U.S. Citizenship and Immigration Services (USCIS) announced today it is adjusting the premium processing fee for Form I-129, Petition for a Nonimmigrant Worker and Form I-140, Immigrant Petition for Alien Workers beginning on Oct. 1, 2018 to more effectively adjudicate petitions and maintain effective service to petitioners.

The premium processing fee will increase to $1,410, a 14.92 percent increase (after rounding) from the current fee of $1,225. This increase, which is done in accordance with the Immigration and Nationality Act, represents the percentage change in inflation since the fee was last increased in 2010 based on the Consumer Price Index for all Urban Consumers.

“Because premium processing fees have not been adjusted since 2010, our ability to improve the adjudications and service processes for all petitioners has been hindered as we’ve experienced significantly higher demand for immigration benefits.
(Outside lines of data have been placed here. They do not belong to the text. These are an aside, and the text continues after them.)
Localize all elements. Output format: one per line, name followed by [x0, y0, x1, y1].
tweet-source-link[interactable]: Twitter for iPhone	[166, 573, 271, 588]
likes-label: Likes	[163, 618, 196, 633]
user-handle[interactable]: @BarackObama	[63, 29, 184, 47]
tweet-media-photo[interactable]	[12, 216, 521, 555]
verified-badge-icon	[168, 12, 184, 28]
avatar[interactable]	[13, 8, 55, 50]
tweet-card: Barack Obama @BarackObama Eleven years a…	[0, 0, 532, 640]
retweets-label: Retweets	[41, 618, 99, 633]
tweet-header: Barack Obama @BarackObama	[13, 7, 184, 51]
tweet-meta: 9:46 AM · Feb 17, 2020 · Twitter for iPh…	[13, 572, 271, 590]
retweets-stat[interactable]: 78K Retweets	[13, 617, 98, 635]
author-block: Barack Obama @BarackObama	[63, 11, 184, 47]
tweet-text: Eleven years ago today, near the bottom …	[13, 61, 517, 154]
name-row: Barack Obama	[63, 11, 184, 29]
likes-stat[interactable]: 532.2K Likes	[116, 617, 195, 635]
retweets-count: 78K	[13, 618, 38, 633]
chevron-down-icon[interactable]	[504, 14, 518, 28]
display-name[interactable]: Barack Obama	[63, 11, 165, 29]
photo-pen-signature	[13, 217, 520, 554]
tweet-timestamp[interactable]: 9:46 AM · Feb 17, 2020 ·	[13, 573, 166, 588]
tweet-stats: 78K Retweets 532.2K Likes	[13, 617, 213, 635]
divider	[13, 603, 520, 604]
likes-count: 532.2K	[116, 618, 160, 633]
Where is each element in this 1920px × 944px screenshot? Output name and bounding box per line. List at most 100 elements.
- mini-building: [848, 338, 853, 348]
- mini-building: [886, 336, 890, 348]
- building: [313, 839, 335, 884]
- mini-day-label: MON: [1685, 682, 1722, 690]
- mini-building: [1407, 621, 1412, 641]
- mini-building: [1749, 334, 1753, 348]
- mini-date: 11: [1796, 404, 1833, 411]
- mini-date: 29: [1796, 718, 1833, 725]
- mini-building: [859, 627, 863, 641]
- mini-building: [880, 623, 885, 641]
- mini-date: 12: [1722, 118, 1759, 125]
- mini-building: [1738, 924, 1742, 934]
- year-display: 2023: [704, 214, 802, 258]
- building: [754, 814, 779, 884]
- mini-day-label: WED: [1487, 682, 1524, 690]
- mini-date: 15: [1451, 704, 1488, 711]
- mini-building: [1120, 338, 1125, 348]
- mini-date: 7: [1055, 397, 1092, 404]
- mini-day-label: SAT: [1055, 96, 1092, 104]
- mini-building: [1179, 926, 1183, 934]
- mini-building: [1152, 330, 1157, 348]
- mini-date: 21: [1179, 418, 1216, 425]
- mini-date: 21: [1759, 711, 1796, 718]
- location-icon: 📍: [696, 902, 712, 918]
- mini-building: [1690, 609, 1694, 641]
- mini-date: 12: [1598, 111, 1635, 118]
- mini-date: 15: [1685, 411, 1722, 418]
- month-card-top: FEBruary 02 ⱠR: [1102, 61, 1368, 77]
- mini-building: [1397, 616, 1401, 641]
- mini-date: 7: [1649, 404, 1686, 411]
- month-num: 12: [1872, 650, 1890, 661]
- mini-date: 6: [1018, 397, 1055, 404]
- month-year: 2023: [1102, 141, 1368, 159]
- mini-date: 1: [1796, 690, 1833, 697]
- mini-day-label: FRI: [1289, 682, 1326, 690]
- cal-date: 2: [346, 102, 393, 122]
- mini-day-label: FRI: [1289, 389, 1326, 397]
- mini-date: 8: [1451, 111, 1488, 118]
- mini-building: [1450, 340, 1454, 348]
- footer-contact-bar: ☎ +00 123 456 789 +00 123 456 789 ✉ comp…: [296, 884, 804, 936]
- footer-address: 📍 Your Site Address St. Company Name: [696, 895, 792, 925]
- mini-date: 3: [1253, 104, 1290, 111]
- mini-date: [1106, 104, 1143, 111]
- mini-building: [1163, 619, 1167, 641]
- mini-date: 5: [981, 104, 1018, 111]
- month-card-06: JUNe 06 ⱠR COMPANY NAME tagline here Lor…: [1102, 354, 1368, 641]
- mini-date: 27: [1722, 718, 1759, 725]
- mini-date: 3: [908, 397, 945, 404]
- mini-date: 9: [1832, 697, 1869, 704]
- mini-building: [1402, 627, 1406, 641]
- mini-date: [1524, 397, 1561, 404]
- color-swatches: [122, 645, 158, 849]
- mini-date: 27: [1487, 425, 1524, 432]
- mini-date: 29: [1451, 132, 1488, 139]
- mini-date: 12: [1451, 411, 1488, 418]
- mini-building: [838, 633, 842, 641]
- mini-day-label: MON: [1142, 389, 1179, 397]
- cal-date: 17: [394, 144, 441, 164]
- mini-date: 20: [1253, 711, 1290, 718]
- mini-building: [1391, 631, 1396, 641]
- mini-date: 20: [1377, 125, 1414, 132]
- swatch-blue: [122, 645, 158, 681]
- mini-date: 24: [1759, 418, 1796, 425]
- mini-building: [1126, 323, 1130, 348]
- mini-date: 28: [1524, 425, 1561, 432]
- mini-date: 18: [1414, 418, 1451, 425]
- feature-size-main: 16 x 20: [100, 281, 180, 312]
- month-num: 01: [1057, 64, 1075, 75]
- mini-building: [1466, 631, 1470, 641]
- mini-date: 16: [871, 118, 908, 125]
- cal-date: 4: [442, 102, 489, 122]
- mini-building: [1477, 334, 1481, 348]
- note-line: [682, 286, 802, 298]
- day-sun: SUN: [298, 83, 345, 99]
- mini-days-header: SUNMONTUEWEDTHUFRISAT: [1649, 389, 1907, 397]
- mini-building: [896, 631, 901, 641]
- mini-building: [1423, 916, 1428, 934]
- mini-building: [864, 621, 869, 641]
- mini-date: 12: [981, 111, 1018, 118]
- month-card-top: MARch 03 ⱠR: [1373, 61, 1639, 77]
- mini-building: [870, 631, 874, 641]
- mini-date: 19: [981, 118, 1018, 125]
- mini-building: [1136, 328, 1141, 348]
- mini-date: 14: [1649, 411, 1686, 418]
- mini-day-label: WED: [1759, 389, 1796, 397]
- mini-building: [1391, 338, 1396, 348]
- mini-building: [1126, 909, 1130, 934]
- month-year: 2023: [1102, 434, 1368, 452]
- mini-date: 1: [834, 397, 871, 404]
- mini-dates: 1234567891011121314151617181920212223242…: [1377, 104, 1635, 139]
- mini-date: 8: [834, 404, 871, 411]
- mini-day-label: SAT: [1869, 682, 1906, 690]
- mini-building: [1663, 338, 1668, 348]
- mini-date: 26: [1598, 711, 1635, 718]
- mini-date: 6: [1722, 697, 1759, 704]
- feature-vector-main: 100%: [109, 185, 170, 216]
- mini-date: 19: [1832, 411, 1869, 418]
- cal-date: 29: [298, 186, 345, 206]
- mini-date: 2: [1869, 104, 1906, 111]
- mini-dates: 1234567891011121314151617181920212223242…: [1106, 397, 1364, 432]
Ultimately, adjusting the premium processing fee will allow us to continue making necessary investments in staff and technology to administer various immigration benefit requests more effectively and efficiently,” said Chief Financial Officer Joseph Moore. “USCIS will continue adjudicating all petitions on a case-by-case basis to determine if they meet all standards required under applicable law, policies, and regulations.”

Premium processing is an optional service that is currently authorized for certain petitioners filing Forms I-129 or I-140. The system allows petitioners to request 15-day processing of certain employment-based immigration benefit requests if they pay an extra fee. The premium processing fee is paid in addition to the base filing fee and any other applicable fees, which cannot be waived.